If you suspect that your child may be suffering from hearing loss, a hearing test should be considered. The test is painless and involves either the use of soft, earphone-like probes that are placed in the ears or the use of electrodes placed on the infant's scalp. However, before your child undergoes such a test, your family doctor may undertake other simpler tests first.

Up to 3 per cent of all infants have reduced hearing at birth, but in many children the hearing loss is not identified until they reach the age of two. An early diagnosis of a hearing impairment can be very important for the child and will give the parents an early opportunity to learn how to raise the hearing impaired child.

It is important to identify a hearing impairment as early as possible, because the ability to communicate primarily develops between birth and 36 months of age.

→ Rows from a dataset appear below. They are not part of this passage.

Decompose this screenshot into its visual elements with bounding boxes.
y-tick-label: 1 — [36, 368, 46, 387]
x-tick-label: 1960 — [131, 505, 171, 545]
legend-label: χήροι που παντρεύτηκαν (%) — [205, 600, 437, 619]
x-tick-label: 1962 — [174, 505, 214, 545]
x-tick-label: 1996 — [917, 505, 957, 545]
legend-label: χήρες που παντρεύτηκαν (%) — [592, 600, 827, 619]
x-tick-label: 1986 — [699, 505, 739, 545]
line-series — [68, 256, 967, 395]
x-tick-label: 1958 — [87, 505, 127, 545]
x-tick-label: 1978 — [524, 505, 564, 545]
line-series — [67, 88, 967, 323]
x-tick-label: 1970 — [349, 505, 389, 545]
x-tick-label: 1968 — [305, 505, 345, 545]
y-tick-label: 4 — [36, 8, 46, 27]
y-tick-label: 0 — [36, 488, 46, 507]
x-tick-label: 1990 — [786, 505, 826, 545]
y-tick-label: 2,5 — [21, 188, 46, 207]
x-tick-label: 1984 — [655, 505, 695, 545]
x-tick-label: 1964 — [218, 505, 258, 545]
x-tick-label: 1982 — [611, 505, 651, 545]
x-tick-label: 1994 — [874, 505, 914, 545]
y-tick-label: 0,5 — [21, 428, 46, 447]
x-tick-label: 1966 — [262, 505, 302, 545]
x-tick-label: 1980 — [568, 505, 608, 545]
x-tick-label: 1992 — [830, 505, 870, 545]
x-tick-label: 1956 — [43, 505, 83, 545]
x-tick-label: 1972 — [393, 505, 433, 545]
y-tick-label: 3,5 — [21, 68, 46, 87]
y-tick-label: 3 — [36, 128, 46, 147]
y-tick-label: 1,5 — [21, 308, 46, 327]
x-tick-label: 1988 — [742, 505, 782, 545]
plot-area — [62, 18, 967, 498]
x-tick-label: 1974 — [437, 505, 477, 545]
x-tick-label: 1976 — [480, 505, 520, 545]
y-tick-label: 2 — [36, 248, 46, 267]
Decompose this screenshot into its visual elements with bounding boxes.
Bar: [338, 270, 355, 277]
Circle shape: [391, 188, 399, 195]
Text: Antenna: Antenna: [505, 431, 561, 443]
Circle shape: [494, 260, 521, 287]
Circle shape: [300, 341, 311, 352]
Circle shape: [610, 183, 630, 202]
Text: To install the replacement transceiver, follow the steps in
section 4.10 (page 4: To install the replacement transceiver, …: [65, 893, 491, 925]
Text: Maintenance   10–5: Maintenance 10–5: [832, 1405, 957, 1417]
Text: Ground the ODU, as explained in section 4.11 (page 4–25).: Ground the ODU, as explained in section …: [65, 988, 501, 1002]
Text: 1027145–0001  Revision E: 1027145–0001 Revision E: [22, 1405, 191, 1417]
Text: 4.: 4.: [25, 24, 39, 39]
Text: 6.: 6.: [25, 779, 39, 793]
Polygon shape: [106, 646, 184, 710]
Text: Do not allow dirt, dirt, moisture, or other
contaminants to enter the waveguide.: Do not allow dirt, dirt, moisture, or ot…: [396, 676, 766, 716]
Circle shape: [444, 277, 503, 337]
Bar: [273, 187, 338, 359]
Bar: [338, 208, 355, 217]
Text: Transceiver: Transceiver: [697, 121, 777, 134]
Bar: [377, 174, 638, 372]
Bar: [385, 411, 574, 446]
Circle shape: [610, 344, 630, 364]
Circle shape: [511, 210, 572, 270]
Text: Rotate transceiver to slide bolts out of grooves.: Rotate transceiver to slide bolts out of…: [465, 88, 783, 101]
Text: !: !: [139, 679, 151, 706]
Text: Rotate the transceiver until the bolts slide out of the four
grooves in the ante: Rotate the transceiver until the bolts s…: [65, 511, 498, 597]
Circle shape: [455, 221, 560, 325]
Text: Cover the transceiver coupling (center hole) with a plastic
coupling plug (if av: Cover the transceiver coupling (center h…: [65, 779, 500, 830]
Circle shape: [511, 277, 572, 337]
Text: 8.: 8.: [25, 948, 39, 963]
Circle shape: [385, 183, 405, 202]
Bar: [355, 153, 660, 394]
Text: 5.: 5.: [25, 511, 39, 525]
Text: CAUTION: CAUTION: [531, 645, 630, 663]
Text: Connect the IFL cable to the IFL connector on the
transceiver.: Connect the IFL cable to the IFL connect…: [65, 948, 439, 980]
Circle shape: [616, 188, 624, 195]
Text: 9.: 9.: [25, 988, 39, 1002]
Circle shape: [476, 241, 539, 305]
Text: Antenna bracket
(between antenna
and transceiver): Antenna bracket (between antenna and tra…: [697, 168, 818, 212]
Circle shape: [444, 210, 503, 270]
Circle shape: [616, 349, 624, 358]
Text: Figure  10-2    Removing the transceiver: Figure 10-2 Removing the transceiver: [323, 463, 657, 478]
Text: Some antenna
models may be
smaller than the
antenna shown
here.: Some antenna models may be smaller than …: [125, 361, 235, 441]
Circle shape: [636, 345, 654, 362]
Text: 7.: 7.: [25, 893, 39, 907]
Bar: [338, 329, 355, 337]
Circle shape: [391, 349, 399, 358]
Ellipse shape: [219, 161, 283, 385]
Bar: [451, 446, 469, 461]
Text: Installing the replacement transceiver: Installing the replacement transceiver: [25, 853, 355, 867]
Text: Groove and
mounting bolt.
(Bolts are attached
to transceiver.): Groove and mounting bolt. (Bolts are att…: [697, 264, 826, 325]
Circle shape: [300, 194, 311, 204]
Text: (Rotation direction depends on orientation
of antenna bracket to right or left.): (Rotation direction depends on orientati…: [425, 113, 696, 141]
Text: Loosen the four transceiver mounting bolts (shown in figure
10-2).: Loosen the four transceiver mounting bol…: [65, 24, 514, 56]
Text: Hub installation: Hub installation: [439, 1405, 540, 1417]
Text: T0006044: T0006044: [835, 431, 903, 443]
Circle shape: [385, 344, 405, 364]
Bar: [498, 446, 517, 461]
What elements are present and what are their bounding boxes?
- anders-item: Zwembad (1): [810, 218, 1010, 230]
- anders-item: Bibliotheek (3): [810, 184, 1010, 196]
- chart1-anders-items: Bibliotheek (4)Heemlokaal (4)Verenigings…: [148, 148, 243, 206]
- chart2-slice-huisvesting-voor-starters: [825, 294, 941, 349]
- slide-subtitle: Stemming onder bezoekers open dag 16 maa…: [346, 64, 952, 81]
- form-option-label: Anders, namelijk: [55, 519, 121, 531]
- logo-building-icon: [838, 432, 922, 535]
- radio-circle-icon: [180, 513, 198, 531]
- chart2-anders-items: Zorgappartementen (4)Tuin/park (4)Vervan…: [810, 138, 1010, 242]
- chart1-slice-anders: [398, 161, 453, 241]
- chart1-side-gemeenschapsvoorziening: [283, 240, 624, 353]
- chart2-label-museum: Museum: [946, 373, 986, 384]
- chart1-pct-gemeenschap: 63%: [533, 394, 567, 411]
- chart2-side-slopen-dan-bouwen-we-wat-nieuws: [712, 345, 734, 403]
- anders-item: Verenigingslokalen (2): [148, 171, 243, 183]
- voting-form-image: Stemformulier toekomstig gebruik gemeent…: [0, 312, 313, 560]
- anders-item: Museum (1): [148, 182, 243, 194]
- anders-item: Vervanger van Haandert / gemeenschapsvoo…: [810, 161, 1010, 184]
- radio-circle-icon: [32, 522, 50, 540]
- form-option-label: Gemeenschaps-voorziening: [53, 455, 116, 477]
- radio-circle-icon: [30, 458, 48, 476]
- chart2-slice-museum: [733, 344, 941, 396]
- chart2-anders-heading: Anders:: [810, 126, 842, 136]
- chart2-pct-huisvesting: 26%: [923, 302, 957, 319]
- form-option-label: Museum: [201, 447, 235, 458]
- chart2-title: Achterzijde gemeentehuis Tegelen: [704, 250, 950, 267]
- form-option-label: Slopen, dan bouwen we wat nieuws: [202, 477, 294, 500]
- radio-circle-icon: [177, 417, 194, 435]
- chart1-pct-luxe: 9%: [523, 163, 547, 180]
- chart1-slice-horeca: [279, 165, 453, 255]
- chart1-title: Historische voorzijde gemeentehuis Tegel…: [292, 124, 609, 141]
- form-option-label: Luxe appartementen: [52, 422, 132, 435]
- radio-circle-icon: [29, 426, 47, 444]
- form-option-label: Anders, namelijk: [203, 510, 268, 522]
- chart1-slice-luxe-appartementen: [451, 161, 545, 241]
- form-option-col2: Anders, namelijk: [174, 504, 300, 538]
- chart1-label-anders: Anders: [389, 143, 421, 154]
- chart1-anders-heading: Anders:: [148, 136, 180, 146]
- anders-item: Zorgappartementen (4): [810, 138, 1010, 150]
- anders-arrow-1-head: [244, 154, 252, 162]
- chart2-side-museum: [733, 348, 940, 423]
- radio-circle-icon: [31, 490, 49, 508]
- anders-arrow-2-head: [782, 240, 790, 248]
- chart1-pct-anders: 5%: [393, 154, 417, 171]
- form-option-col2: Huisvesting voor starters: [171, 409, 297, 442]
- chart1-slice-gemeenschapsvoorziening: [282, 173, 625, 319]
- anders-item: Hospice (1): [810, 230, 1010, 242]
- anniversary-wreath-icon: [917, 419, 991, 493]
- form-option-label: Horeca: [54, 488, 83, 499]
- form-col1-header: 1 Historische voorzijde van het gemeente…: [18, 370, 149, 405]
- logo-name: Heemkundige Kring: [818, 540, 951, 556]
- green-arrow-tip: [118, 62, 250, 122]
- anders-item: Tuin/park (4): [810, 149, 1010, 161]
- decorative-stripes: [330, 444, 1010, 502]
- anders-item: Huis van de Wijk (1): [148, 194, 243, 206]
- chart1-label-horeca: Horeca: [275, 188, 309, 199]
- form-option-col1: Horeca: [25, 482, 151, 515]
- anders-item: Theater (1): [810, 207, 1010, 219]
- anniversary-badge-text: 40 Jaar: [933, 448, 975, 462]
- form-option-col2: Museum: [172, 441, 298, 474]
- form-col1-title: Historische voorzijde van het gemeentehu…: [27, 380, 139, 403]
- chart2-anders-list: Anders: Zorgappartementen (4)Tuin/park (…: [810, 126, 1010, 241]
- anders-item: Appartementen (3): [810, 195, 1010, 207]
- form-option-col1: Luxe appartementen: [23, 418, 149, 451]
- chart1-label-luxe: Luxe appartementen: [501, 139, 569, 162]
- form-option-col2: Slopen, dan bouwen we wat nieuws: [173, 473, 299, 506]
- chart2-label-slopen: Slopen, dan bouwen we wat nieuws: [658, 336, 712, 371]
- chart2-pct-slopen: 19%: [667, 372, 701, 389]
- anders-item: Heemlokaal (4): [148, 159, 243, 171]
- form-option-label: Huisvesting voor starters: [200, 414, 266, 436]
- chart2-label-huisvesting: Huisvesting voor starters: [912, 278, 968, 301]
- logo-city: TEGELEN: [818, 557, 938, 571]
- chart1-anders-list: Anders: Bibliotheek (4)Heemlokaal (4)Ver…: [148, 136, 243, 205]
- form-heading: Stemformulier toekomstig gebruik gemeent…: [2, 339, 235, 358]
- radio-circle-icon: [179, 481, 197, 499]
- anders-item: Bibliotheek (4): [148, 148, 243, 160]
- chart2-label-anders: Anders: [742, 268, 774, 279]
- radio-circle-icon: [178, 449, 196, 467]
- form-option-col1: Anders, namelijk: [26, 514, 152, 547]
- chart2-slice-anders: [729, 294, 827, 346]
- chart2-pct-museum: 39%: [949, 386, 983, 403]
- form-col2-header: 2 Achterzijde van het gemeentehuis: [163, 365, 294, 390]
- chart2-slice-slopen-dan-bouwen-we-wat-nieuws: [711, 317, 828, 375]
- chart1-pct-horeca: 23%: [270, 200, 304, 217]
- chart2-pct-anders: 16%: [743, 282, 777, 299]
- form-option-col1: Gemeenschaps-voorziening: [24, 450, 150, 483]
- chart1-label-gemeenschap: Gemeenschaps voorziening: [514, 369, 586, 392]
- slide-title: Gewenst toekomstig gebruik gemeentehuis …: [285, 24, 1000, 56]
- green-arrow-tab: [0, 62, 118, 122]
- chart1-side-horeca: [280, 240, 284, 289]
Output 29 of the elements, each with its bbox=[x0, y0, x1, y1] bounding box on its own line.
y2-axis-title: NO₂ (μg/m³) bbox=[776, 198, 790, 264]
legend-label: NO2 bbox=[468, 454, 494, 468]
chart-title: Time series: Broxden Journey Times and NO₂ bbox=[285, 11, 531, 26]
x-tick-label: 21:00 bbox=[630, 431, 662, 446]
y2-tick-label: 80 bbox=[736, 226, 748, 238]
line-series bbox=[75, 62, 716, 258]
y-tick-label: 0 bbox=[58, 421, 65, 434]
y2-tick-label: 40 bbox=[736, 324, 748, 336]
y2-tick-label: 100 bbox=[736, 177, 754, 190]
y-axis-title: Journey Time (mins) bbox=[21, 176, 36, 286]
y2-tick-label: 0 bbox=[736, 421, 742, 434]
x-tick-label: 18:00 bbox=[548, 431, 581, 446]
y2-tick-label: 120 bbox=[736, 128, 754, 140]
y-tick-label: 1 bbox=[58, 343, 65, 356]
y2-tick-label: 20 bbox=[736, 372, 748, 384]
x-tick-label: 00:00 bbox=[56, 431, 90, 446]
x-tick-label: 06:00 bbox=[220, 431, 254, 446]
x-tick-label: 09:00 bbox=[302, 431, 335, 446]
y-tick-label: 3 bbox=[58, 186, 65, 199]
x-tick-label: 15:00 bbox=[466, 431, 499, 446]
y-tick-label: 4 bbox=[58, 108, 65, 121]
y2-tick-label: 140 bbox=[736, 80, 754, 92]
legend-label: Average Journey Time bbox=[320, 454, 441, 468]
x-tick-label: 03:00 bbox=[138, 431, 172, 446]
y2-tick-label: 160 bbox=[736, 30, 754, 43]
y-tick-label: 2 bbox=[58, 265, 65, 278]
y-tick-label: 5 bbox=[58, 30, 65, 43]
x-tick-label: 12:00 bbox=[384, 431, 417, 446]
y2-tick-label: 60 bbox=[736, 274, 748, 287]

The earlier a hearing-impaired child is diagnosed, fitted with a hearing aid and given special training, the better the child will manage as he or she grows up.

If you think that your infant may be suffering from hearing impairment, you should not hesitate to ask your family doctor to conduct a simple hearing test or perhaps a hearing screening.

The hearing screening combines the technology of two existing hearing tests - an ABR (auditory brainstem response) test and the OAE (otoacoustic emissions) test. The ABR records brain waves in response to sound waves in the child's ear. The OAE records the faint vibrations that come from a baby's ear - specifically from certain hair cells in the cochlea inside the ear - in response to sounds.

In the combination test, three electrodes are fastened on the nape of the infant's neck and forehead, and a ground electrode is placed on the shoulder. The entire test takes 15 minutes to perform.